Золотой лист, зазвенев, упал на пол...


…Ни уродливая мумия, ни полуразложившийся труп, ни останки какого-нибудь чудовища, не ошеломили бы и не напугали так бывалых воинов как то, что открылось их взорам!
…Нагая девушка лет, быть может, восемнадцати, лежала в обитой золотом, неглубокой нише саркофага. Тускло горели золотые браслеты на её руках и лодыжках, серьги и витое ожерелье-гривна. Плетёная из множества тонких проволочек драгоценного металла диадема охватывала лоб…
Кожа девушки была очень смуглая – как у каламитов, например. Или как у многих из вирахов, сильно загоревших под жарким летним солнцем. Но черты лица – уж совсем не каламитские: нос шире обычного и как бы приплюснут немного, губы толще…
И всё же, несмотря на свой странный облик, она была красива! Гармонично развитое тело, длинные ноги, узкая талия и пышные груди… И само лицо – юное и спокойное, как у мирно спящего человека.
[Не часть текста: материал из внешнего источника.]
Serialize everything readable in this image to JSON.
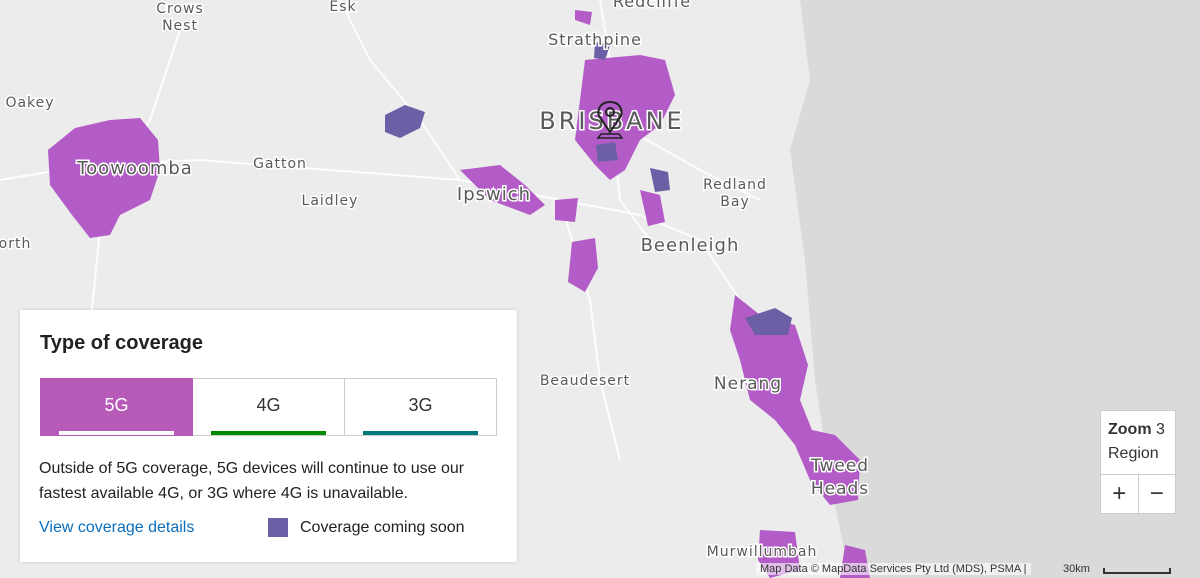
{
  "map": {
    "labels": [
      {
        "text": "Crows"
      },
      {
        "text": "Nest"
      },
      {
        "text": "Esk"
      },
      {
        "text": "Redcliffe"
      },
      {
        "text": "Strathpine"
      },
      {
        "text": "Oakey"
      },
      {
        "text": "BRISBANE"
      },
      {
        "text": "Toowoomba"
      },
      {
        "text": "Gatton"
      },
      {
        "text": "Laidley"
      },
      {
        "text": "Ipswich"
      },
      {
        "text": "Redland"
      },
      {
        "text": "Bay"
      },
      {
        "text": "Beenleigh"
      },
      {
        "text": "orth"
      },
      {
        "text": "Beaudesert"
      },
      {
        "text": "Nerang"
      },
      {
        "text": "Tweed"
      },
      {
        "text": "Heads"
      },
      {
        "text": "Murwillumbah"
      }
    ]
  },
  "panel": {
    "title": "Type of coverage",
    "tabs": [
      "5G",
      "4G",
      "3G"
    ],
    "description": "Outside of 5G coverage, 5G devices will continue to use our fastest available 4G, or 3G where 4G is unavailable.",
    "link": "View coverage details",
    "legend": "Coverage coming soon"
  },
  "zoom": {
    "label": "Zoom",
    "level": "3",
    "name": "Region",
    "buttons": [
      "+",
      "−"
    ]
  },
  "attribution": "Map Data © MapData Services Pty Ltd (MDS), PSMA  |",
  "scale": "30km"
}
Волосы – чёрные как смоль; волнистые, длинные, до ягодиц, были собраны в косу, положенную вдоль тела с левой стороны. В косу были вплетены бусины и какие-то фигурки из кости, глины и золота...
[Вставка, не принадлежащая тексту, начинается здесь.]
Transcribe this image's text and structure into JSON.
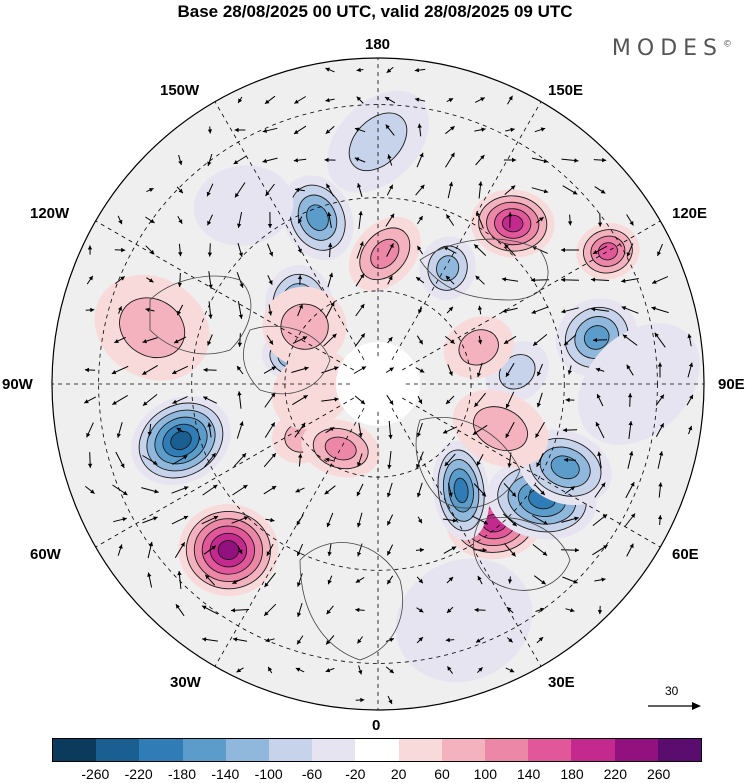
{
  "title": "Base 28/08/2025 00 UTC, valid 28/08/2025 09 UTC",
  "brand": "MODES",
  "brand_mark": "©",
  "longitude_labels": {
    "top": "180",
    "bottom": "0",
    "left": "90W",
    "right": "90E",
    "upper_left_1": "150W",
    "upper_left_2": "120W",
    "lower_left_1": "60W",
    "lower_left_2": "30W",
    "upper_right_1": "150E",
    "upper_right_2": "120E",
    "lower_right_1": "60E",
    "lower_right_2": "30E"
  },
  "reference_vector": {
    "label": "30"
  },
  "colorbar": {
    "colors": [
      "#0b3b5c",
      "#1a5f91",
      "#2f7cb6",
      "#5b9ccb",
      "#8fb8dc",
      "#c6d3ea",
      "#e6e4f1",
      "#ffffff",
      "#f9dada",
      "#f3b2be",
      "#ec87a8",
      "#e2569a",
      "#c42a8e",
      "#93117e",
      "#5a0d6e"
    ],
    "tick_labels": [
      "-260",
      "-220",
      "-180",
      "-140",
      "-100",
      "-60",
      "-20",
      "20",
      "60",
      "100",
      "140",
      "180",
      "220",
      "260"
    ]
  },
  "anomalies": [
    {
      "lon": 40,
      "lat": 51,
      "value": 210,
      "rx": 48,
      "ry": 36
    },
    {
      "lon": 120,
      "lat": 33,
      "value": 140,
      "rx": 32,
      "ry": 28
    },
    {
      "lon": 140,
      "lat": 45,
      "value": 180,
      "rx": 42,
      "ry": 34
    },
    {
      "lon": 177,
      "lat": 62,
      "value": 110,
      "rx": 30,
      "ry": 42
    },
    {
      "lon": 55,
      "lat": 47,
      "value": -200,
      "rx": 55,
      "ry": 40
    },
    {
      "lon": 66,
      "lat": 46,
      "value": -170,
      "rx": 48,
      "ry": 36
    },
    {
      "lon": 38,
      "lat": 61,
      "value": -190,
      "rx": 28,
      "ry": 50
    },
    {
      "lon": 102,
      "lat": 42,
      "value": -160,
      "rx": 42,
      "ry": 38
    },
    {
      "lon": 149,
      "lat": 61,
      "value": -130,
      "rx": 28,
      "ry": 32
    },
    {
      "lon": 200,
      "lat": 52,
      "value": -170,
      "rx": 34,
      "ry": 44
    },
    {
      "lon": 318,
      "lat": 42,
      "value": 220,
      "rx": 50,
      "ry": 46
    },
    {
      "lon": 286,
      "lat": 46,
      "value": -250,
      "rx": 52,
      "ry": 42
    },
    {
      "lon": 217,
      "lat": 42,
      "value": -40,
      "rx": 50,
      "ry": 40
    },
    {
      "lon": 305,
      "lat": 70,
      "value": 60,
      "rx": 30,
      "ry": 26
    },
    {
      "lon": 254,
      "lat": 70,
      "value": -120,
      "rx": 28,
      "ry": 22
    },
    {
      "lon": 330,
      "lat": 74,
      "value": 110,
      "rx": 40,
      "ry": 28
    },
    {
      "lon": 275,
      "lat": 76,
      "value": 40,
      "rx": 44,
      "ry": 36
    },
    {
      "lon": 225,
      "lat": 66,
      "value": -150,
      "rx": 34,
      "ry": 40
    },
    {
      "lon": 232,
      "lat": 70,
      "value": 70,
      "rx": 42,
      "ry": 40
    },
    {
      "lon": 95,
      "lat": 60,
      "value": -90,
      "rx": 34,
      "ry": 28
    },
    {
      "lon": 70,
      "lat": 62,
      "value": 70,
      "rx": 50,
      "ry": 36
    },
    {
      "lon": 110,
      "lat": 67,
      "value": 60,
      "rx": 36,
      "ry": 30
    },
    {
      "lon": 180,
      "lat": 38,
      "value": -60,
      "rx": 60,
      "ry": 40
    },
    {
      "lon": 256,
      "lat": 40,
      "value": 60,
      "rx": 60,
      "ry": 50
    },
    {
      "lon": 20,
      "lat": 36,
      "value": -30,
      "rx": 70,
      "ry": 60
    },
    {
      "lon": 90,
      "lat": 34,
      "value": -40,
      "rx": 70,
      "ry": 50
    }
  ]
}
Нагота девушки не удивила воинов: красивое тело в Дакшинадике старались выставлять напоказ, а прятали от глаз лишь изъяны. Поражало другое – судя по прекрасной сохранности тела, погребение совершили только что. Но все остальные приметы, знакомые опытным следопытам-горцам, указывали на то, что люди не появлялись в этом подземном зале очень давно. Может быть, сотни лет. Может – тысячи!…
Долго, почти не дыша, взирали благородные на открывшееся им зрелище. И факелы их, отбрасывая причудливые отблески на испещрённые барельефами стены, заставляли каменные фигуры двигаться...
Первым подал голос Утах.
– Что это? – прошептал он.
Кратуман сказал:
– Не знаю.
Падатах отметил:
– Она похожа на людей страны Нишуним;тум, что на побережье. Говорят, древняя раса, что жила тут от начала времён!
– Она мёртвая? – спросил Утах.
Жрец протянул руку и подержал ладонь над лицом темнокожей красавицы. И промолвил:
– Не дышит…
Потом взял девушку за руку, приподнял и отпустил.
Медленно и плавно, совсем не как у спящего человека, и уж тем более не как у мертвеца, рука опустилась вниз.
– Не окоченела!.. – прошелестел голос Ариджита.
– И не упала! – произнёс Кратуман чуть погромче. И вдруг резко обернулся, осветив факелом стену за спиной.
Утах невольно вскрикнул. Он подумал было, что барельефы и впрямь ожили, и одна из фигур протянула холодную каменную руку, коснувшись плеча Кратумана.
Но барельефы остались неподвижны.
Жрец сказал:
– Кажется, я понимаю… – голос его дрожал, и эта дрожь передалась остальным.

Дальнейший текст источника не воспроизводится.